Fighting a Forgotten Disease to Return the American Chestnut to Grandeur

In the eastern United States, wherever you see a pine or an oak tree today there likely was a chestnut tree in the 19th century. American chestnut trees once ruled the forests, growing to 100 feet.

It was prized for lumber because its grain was straight and it was rot-resistant, and chestnuts were part of the diet for people and animals.

Then the blight struck. From about 1904 to the mid-1950s, a parasitic fungus, Cryphonectria parasitica, killed nearly all the American chestnut trees and blight became the focus of intense research.

But in the South, another chestnut killer went largely unnoticed. Phytophthora cinnamomi, a fungus-like microorganism in a group called Oomycetes, exists in soil about as far north as the Mason-Dixon line, according to Steve Jeffers, a plant pathologist and a leader in restoring the American chestnut. This pathogen causes a disease known as Phytophthora root rot.

“It doesn’t matter how much blight resistance the tree has. If there’s Phytophthora in the soil, the (chestnut) tree will die,” said Jeffers, a professor in plant and environmental sciences in Clemson’s College of Agriculture, Forestry and Life Sciences.

Phytophthora cinnamomi is sensitive to cold temperatures, but it’s slowly creeping northward. With global warming, the problem will only become worse, said Joe James, a retired orthopedic surgeon and one of the American chestnut’s most ardent supporters.

West of Clemson’s campus in Oconee County, in the community of Return, James runs Chestnut Return Farm, a personal project, with help from Clemson University and volunteers from The American Chestnut Foundation (TACF). James sounded the clarion call about Phytophthora root rot in 2003 when hybrid chestnut seedlings planted at his farm started dying.

But blight had become such a prominent nemesis, people had forgotten about root rot and didn’t immediately believe James’ story.
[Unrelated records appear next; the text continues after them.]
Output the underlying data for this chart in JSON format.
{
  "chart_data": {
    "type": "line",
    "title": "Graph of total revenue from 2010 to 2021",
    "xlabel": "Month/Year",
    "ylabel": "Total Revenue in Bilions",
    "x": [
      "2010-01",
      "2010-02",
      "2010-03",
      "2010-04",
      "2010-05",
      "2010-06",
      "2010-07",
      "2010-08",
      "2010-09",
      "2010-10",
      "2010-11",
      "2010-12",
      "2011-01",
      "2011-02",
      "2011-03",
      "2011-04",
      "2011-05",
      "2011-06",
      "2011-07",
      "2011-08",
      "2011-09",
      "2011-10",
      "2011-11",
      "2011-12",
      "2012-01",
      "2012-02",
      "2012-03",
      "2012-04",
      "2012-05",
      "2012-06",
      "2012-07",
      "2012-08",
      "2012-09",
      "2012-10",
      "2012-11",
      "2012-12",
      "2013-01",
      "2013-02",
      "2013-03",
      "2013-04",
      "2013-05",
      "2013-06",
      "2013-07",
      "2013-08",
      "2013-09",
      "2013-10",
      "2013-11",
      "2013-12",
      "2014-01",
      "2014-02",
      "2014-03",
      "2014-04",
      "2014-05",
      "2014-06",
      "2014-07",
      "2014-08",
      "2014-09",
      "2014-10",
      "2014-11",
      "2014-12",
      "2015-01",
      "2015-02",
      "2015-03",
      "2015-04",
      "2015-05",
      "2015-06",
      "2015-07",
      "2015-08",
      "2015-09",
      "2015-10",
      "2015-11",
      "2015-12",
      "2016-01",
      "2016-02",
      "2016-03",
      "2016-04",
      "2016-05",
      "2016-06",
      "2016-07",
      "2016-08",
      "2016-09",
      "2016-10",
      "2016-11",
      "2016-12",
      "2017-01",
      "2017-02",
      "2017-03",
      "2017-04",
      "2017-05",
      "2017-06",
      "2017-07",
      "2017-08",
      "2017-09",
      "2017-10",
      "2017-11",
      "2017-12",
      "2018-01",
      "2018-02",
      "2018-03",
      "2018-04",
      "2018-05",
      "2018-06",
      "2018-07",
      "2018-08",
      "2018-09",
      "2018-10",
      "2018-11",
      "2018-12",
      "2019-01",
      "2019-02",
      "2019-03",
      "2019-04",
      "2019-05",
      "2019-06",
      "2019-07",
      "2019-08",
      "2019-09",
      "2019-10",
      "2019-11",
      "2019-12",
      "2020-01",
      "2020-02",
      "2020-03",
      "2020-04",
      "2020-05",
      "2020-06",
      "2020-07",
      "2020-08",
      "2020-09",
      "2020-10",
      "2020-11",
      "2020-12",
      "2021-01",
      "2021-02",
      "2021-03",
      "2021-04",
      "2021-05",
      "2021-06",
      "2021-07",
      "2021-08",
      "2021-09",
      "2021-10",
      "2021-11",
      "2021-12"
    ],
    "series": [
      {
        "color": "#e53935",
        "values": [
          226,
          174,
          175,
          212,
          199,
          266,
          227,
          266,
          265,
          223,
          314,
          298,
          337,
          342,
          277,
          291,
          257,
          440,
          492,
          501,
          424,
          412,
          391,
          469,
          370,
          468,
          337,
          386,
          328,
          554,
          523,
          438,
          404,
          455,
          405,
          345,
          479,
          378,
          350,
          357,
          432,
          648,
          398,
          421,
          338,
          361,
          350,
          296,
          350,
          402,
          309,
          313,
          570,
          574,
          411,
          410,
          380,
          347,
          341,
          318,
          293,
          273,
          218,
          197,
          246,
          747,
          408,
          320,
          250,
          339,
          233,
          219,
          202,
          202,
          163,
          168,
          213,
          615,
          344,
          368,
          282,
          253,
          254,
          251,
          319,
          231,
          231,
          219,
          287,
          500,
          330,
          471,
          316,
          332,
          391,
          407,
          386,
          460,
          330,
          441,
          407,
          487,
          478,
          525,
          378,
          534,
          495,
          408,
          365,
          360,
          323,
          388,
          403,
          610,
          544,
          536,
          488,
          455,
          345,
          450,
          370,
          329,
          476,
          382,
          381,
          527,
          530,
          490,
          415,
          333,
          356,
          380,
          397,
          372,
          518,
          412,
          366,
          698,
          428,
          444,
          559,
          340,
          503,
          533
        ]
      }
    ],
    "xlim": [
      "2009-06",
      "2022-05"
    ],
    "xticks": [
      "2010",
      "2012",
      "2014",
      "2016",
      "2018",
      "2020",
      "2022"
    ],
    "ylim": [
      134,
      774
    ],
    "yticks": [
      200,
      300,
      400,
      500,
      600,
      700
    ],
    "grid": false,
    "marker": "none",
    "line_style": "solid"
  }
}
Now, researchers and students from Clemson are helping James select chestnut trees for resistance to Phytophthora root rot.

At a farm in Meadowview, Virginia, the TACF grows hybrid trees, a cross between the Chinese chestnut, which is resistant to blight and Phytophthora, and the American chestnut. Then the trees are backcrossed with an American chestnut parent tree to eliminate genes from the Chinese tree and produce trees that are genetically more like the original American chestnut parent.

At Chestnut Return Farm, the roots of these hybrid seedlings are exposed to Phytophthora cinnamomi in an annual field trial that has been conducted for 13 consecutive years. Trees that are resistant have a healthy bundle of roots, almost as long as the seedling itself. Trees that are not have very few healthy roots and lots of dead, decayed roots.

In an earlier Clemson article, James said, “I’m often asked why I feel so passionate about the American chestnut tree. There are obvious reasons, of course. The trees were huge, beautiful and extremely useful to those who lived within their range. But to me, the main reason is that the demise of the chestnut left a big hole in our ecological food chain. Just about every animal ate chestnuts, including humans. I can’t overestimate the damage caused by the loss of this invaluable food source.”